別にそれは、恥ずかしいことでもなんでもないのだろう。  
人として、自然な感情で。  
そんなところで、プライドを働かせる必要などなくて。  
素直になればいいのだろう。

「…樋口先生…。ありがとうございます」
「いえいえ。……桐生、いまなら数学準備室にいるから」
 そう教えてくれて。
 なんでもないみたいに教室をあとにした。

 もう一度。  
はっきりさせておきたいから。
 わけのわからないまま、ずるずるしたくはない。

 俺は数学準備室へと向かった。
 ノックをして、準備室へと体を進める。
「…失礼します」
 そう声をかける俺に、桐生はゆっくりと、振り返ってくれた。

「桐生先生…。

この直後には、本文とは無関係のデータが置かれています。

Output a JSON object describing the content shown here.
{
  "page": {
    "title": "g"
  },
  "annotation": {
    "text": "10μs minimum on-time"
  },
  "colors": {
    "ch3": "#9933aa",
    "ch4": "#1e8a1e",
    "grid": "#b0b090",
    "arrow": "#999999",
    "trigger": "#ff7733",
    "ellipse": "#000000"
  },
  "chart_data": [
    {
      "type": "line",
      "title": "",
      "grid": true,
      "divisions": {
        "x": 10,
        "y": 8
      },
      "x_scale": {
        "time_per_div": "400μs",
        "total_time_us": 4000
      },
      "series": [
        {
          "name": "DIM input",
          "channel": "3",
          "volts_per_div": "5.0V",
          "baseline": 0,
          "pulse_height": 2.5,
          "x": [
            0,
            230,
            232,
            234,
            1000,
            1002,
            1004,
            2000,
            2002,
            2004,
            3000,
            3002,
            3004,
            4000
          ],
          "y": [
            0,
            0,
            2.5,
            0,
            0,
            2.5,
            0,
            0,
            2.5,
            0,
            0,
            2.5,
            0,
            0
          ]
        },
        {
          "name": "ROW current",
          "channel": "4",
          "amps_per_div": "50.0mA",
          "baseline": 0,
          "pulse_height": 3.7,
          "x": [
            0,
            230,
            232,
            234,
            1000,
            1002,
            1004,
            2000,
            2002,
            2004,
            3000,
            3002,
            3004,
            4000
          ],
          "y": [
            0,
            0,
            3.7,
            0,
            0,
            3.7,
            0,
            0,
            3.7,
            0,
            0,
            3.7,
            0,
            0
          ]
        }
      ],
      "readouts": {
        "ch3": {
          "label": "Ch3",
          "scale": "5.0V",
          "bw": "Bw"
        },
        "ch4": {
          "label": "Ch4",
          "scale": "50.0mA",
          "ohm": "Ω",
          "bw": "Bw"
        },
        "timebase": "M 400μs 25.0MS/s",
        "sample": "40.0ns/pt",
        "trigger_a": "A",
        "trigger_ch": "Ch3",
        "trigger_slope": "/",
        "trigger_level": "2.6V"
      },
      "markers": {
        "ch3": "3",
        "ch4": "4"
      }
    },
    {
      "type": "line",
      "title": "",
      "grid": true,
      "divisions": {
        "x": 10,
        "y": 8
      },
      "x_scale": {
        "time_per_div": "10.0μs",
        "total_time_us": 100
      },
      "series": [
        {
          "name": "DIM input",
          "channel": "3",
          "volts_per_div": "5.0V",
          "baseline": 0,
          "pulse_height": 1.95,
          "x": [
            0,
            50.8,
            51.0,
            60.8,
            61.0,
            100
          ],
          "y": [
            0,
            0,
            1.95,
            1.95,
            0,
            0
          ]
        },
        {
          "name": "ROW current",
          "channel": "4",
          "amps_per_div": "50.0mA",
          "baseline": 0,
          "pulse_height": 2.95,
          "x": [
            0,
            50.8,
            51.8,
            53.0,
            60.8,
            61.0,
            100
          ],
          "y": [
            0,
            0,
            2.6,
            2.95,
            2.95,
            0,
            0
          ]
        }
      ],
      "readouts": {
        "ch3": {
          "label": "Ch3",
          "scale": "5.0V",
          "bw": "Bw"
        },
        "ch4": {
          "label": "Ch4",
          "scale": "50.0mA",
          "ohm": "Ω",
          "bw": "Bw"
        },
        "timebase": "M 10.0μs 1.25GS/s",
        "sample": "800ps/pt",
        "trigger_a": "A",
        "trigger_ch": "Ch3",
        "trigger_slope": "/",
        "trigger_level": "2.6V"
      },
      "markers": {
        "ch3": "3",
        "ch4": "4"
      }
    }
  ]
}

話が…」
「ん? どうした?」
 いつものようにたくらむような笑みを見せるでもなく。
 ただ、俺をジっと見る。
 俺が、樋口先生のことで、気になっているのだと、わかっているのではないかと思えた。
「樋口先生のこと、殴ったって……」
 桐生は、椅子に座り込んだまま、少し考え込むようにして。
「……まぁ、そうだな」
ため息交じりにそう言った。

 俺には手を出すなって、智巳先生に言っていたのとか。
 俺の知らないところで、実は俺のこと、考えてくれてたんじゃないかとか思うと、ものすごくうれしく感じてしまう。

 少しの沈黙。
 桐生は、ただ、俺の言葉を待つようだった。

「俺と………付き合っていただけますか」  

 はっきりさせたくてそう言うと、桐生はゆっくりと椅子から立ち上がる。
「……俺から言うつもりだったんだけど」
 俺の腕を取り、一気に引き寄せて抱きしめられて。
「なっ……」
 深く口が重なって、ゆっくりと舌が絡めとられた。
「んぅっ……ンっ」
 長いキスを終えて。
 そっと頭を撫でられて。  
体中が酔ったみたいだった。

「当たり前だろう」
 耳元で、そう囁かれる。
 
 当たり前って?
 俺と、付き合うってこと?
「あの……桐生……っ」
「付き合おう」
 頭の中に響き渡るような声で、躊躇することなくそう応えてくれる。  

 もう一度、俺らはまた唇を重ねた。